Psychology professor Joe Wayand shared an activity that he describes as requiring a little courage, which is an activity on authority and conformity in the classroom using a video on obedience. He starts playing the video, which describes many concepts related to authority, when he knows there is less class time than the video's running time. When it is time for class to end, he tells students that it would be beneficial to stay a little late to watch the end of the film. As this continues, at incremental points as the students get more restless, he gets more blatantly authoritative in asking them to stay until it is well past dismissal and his requests become bullying. At this point most students are in on the trick and the next classroom session begins with a discussion of how the students reacted to it, with many saying they realized they respond to requests for conformity more than they realized.
A game called Prisoner's Dilemma pairs people who imagine they have collaborated to commit a crime. The pairs are put in separate areas and interrogated, given the options that they can pin the crime on their partner and get off completely. If both choose to remain loyal to their partner and remain silent, they earn more points by receiving a reduced, equal sentence.
Tragedy of the Commons
A psychology game dealing with selfish behavior and renewable resources is inspired by and named after Garrett Hardin's “Tragedy of the Commons” paper.

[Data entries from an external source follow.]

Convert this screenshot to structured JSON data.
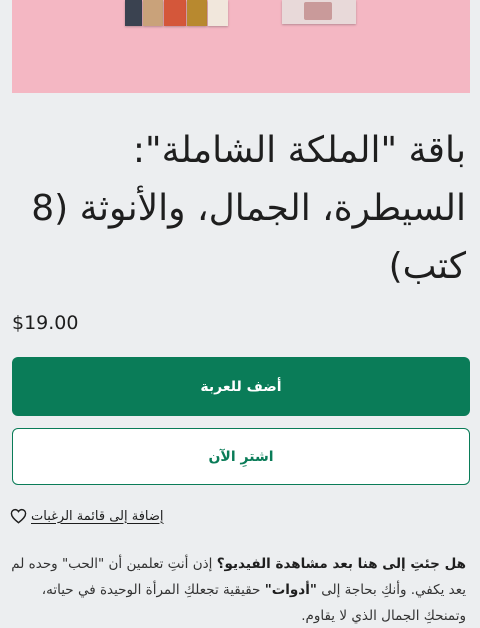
{
  "product": {
    "title": "باقة \"الملكة الشاملة\": السيطرة، الجمال، والأنوثة (8 كتب)",
    "price": "$19.00"
  },
  "actions": {
    "add_to_cart": "أضف للعربة",
    "buy_now": "اشترِ الآن",
    "wishlist": "إضافة إلى قائمة الرغبات"
  },
  "description": {
    "intro_bold": "هل جئتِ إلى هنا بعد مشاهدة الفيديو؟",
    "part1": " إذن أنتِ تعلمين أن \"الحب\" وحده لم يعد يكفي. وأنكِ بحاجة إلى ",
    "tools_bold": "\"أدوات\"",
    "part2": " حقيقية تجعلكِ المرأة الوحيدة في حياته، وتمنحكِ الجمال الذي لا يقاوم."
  },
  "colors": {
    "primary": "#0a7c58",
    "background": "#eceef0",
    "hero": "#f4b7c3"
  },
  "icons": {
    "wishlist": "heart-outline-icon"
  }
}
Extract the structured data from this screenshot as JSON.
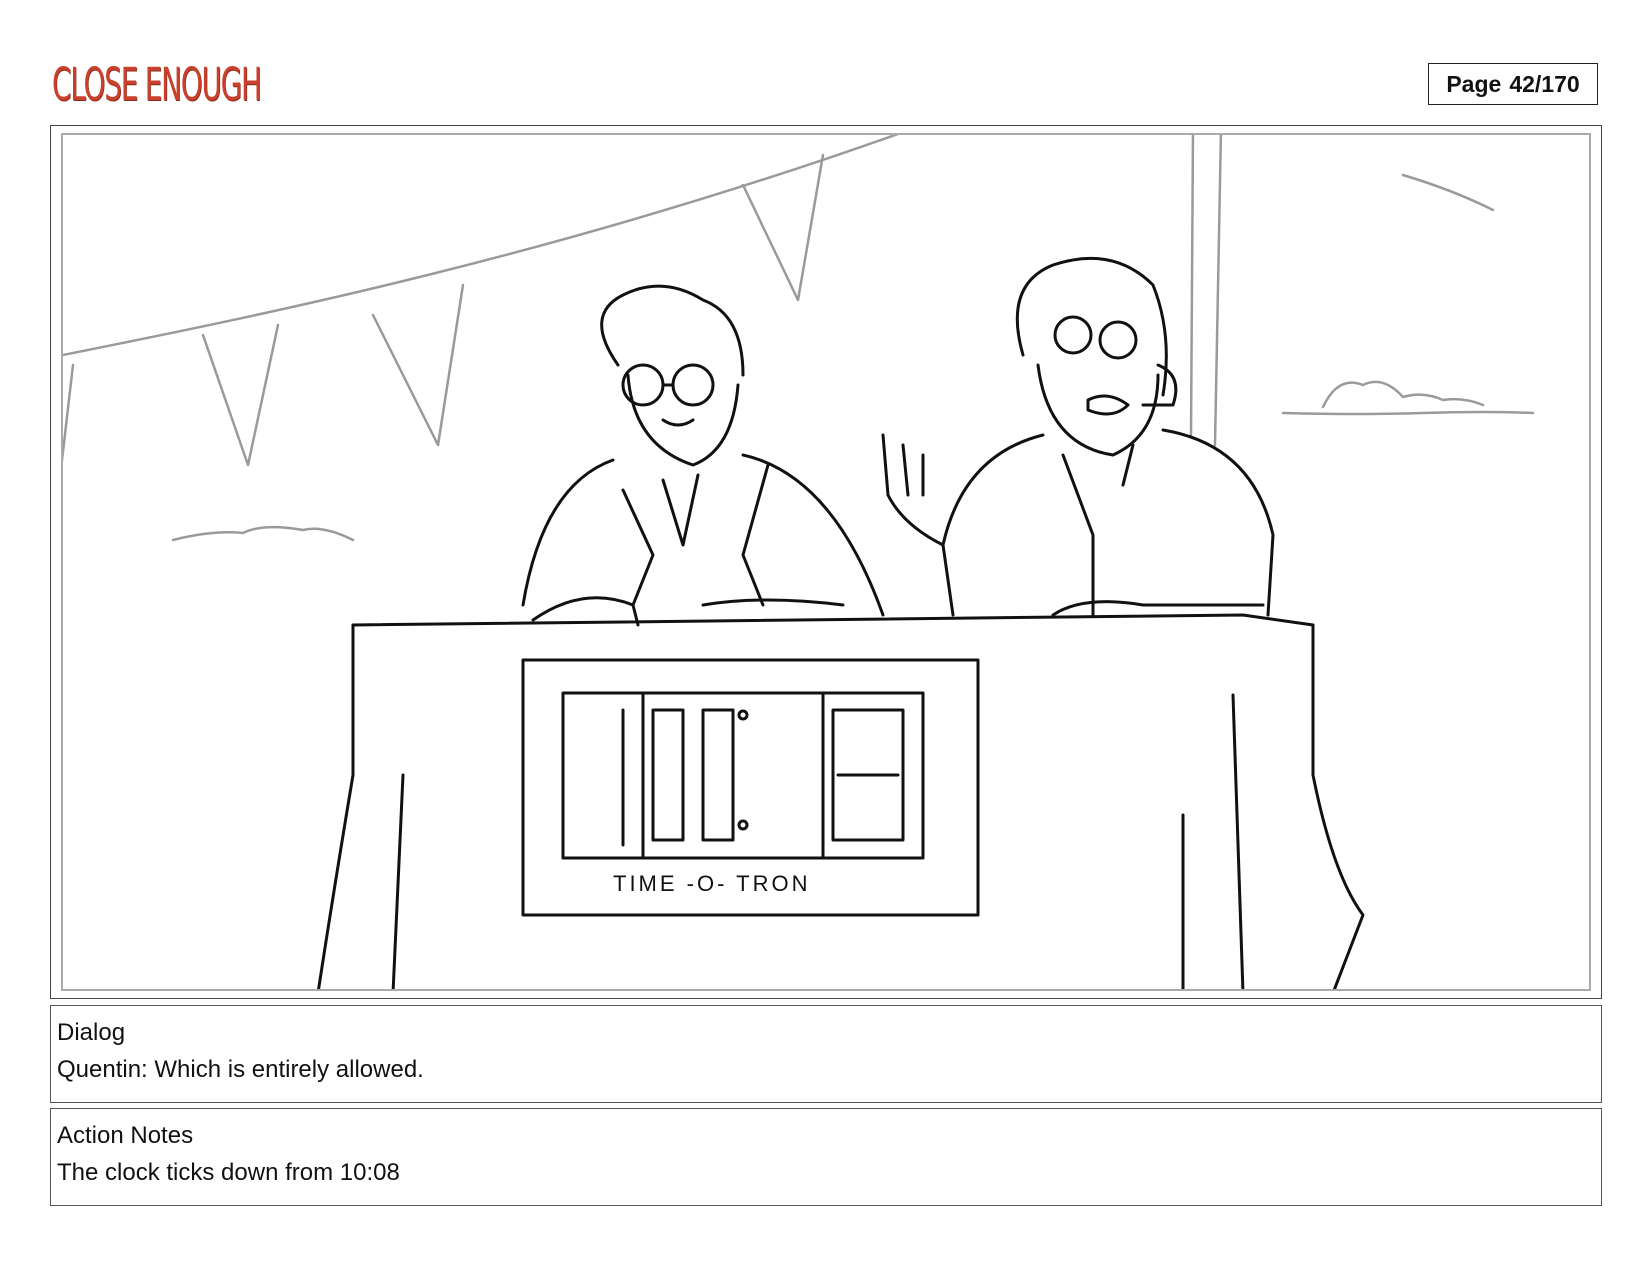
{
  "header": {
    "logo_text": "CLOSE ENOUGH",
    "page_label": "Page",
    "page_number": "42/170"
  },
  "panel": {
    "clock_display": "10:08",
    "clock_caption": "TIME -O- TRON"
  },
  "dialog": {
    "heading": "Dialog",
    "text": "Quentin: Which is entirely allowed."
  },
  "action_notes": {
    "heading": "Action Notes",
    "text": "The clock ticks down from 10:08"
  },
  "colors": {
    "logo": "#c9412c"
  }
}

Four players volunteer to come to the front of the room near a table with a bowl filled with 10 of any object (pennies, paper clips and erasers work well.) The players are told that every 10 seconds the bowl will be refilled with the number of objects left remaining in the bowl, then that the object of the game is to get as many of the pennies or erasers as possible. Typically, this game results in players paying more attention to the second rule than the first, collecting all of the objects. This leads to a psychological discussion of why humans tend to take more than they need and players can brainstorm solutions.